Müller: Wald ist die Energiequelle der Zukunft

“Neben den zahlreichen Möglichkeiten der stofflichen Holznutzung bietet vor allem die Energiegewinnung aus Holz strukturschwachen und waldreichen Regionen Beschäftigungs- und Einkommensmöglichkeiten”, sagte Alexander Müller, Staatssekretär im Bundesverbraucherministerium, heute anlässlich der 62. Jahrestagung des Deutschen Forstvereins in Weimar. Angesichts der hohen Ölpreise sei Deutschland gut beraten, Alternativen zu den fossilen Energieträgern zu suchen, und Holz weise hier ein große Vielfalt von Einsatzmöglichkeiten auf.
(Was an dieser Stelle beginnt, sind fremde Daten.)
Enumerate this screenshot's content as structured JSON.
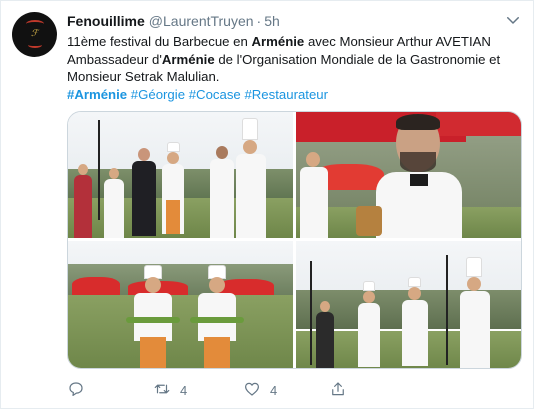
{
  "tweet": {
    "display_name": "Fenouillime",
    "handle": "@LaurentTruyen",
    "separator": "·",
    "time": "5h",
    "text_parts": {
      "p1": "11ème festival du Barbecue en ",
      "b1": "Arménie",
      "p2": " avec Monsieur Arthur AVETIAN Ambassadeur d'",
      "b2": "Arménie",
      "p3": " de l'Organisation Mondiale de la Gastronomie et Monsieur Setrak Malulian."
    },
    "hashtags": [
      "#Arménie",
      "#Géorgie",
      "#Cocase",
      "#Restaurateur"
    ],
    "media_icons": [
      "photo-festival-stage",
      "photo-man-portrait",
      "photo-chefs-grill",
      "photo-chefs-handshake"
    ],
    "actions": {
      "reply_count": "",
      "retweet_count": "4",
      "like_count": "4"
    },
    "colors": {
      "link": "#1b95e0",
      "text": "#14171a",
      "secondary": "#657786",
      "border": "#e6ecf0"
    }
  }
}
Die Bundesregierung habe eine Reihe von Maßnahmen ergriffen, um praxistaugliche Nutzungsmöglichkeiten von Holz als Energieträger zu unterstützen. So werden etwa durch das “Marktanreizprogramm zur Förderung Erneuerbarer Energien (MAP)” im Bioenergiebereich Scheitholz-, Hackschnitzel- und Pelletfeuerungsanlagen sowie Nahwärmenetze mit Investitionszuschüssen und zinsgünstigen Darlehen gefördert. “Durch Holzpelletfeuerungsanlagen ist nicht nur eine sinkende Abhängigkeit von fossilen Energien zu erreichen, sondern auch ein Aufschwung für die Waldbesitzer zu erwarten, da so endlich neue Absatzmöglichkeiten für überschüssige Schwachholzpotenziale aus ökologisch erforderlichen Waldpflegemaßnahmen geschaffen werden”, so Staatssekretär Müller.

Voraussetzung für den langfristigen Erfolg der deutschen Forstwirtschaft sei aber eine nachhaltige Waldbewirtschaftung: “Die Zeit der auch ökonomisch fragwürdigen Stangenholzäcker ist vorbei, wir brauchen eine intelligente und nachhaltige Waldpolitik – national und global”.